No te dejes influenciar. Para aseverar y demostrar algo no es suficiente con pasarse noches sin dormir viendo vídeos en YouTube (un ejemplo de los efectos nocivos de la ciencia en los seres humanos) o leer enlaces apadrinados por académicos de la farsa. Y, oye, no falla en ninguna de estas mierdas. Si quieren probar que lo que dicen es verdad, plantan a un alemán, y, ¡hala!, verdad absoluta. Es verdad, homeopatía, biodescodificación, MMS, magnetoterapia, y un largo etcétera. Y, si no es del Imperio austrohúngaro, es un nórdico, en definitivas cuentas, un ario, doctor honoris causa en la Universidad de Kraken. ¡Venga!, aceptamos a Mengele como autoridad en genética.

Yo también voy a servirme de otro alemán, ministro del III Reich para la Ilustración Pública y Propaganda, referencia mundial en marketing, Joseph Goebbels: «Una mentira repetida mil veces se convierte en verdad» o, lo que es lo mismo, un vídeo con 20 K reproducciones es más que verdad, es palabra de dios.

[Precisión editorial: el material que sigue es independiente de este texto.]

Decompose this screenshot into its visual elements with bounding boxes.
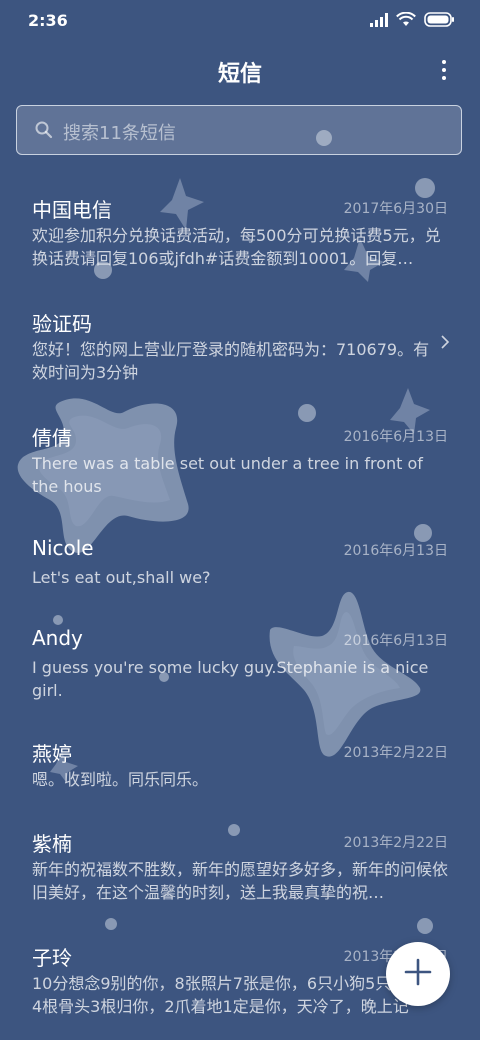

Aquí van mis últimas palabras públicas dirigidas a los incendiarios revolucionarios de la libertad. Acepto que existan e, incluso, que compartan sus mierdas de vídeos y de publicaciones, mira que son cutres, basadas en nada, y que insulten y que se erijan como los poseedores de la verdad absoluta. Tendré que tolerar que me echen en cara que me creo lo que sale en la tele; paso de dar explicaciones acerca de lo que me creo o me dejo de creer. Dejaré que expandan peligrosas y dañinas instrucciones que causarán muertes. Lo único que pido es que me dejen en paz. Yo ya tengo el entierro pagado. Con el dinero que mi familia ha pagado durante varias décadas podría mandar a la gente a la que quiero a Tailandia para celebrar mi muerte con una fiesta en la playa, pero imagino que, con suerte, llegará para ir a mi pueblo. Solo espero que elijan un sitio bonito para esparcir las cenizas de los despojos que queden de mi cuerpo una vez que la maléfica ciencia haya investigado con él la manera de dominaros a todos, ¡hijos de puta!

 

Imagen: Miguel Servet (grabado del siglo XVIII). Autor: Christian Fritsch. Fuente: Wikimedia.

Miguel Servet nació en Villanueva de Aragón en 1509. Fue médico, teólogo, cartógrafo y físico, y sus estudios se centraron en varias ciencias, como la astronomía, la física o la anatomía. Entre sus aportaciones al campo de la medicina, destacan sus estudios sobre la circulación pulmonar. Fue condenado a morir en la hoguera dos veces. La primera fue quemado en efigie, y la segunda ya de cuerpo presente en Ginebra en 1553.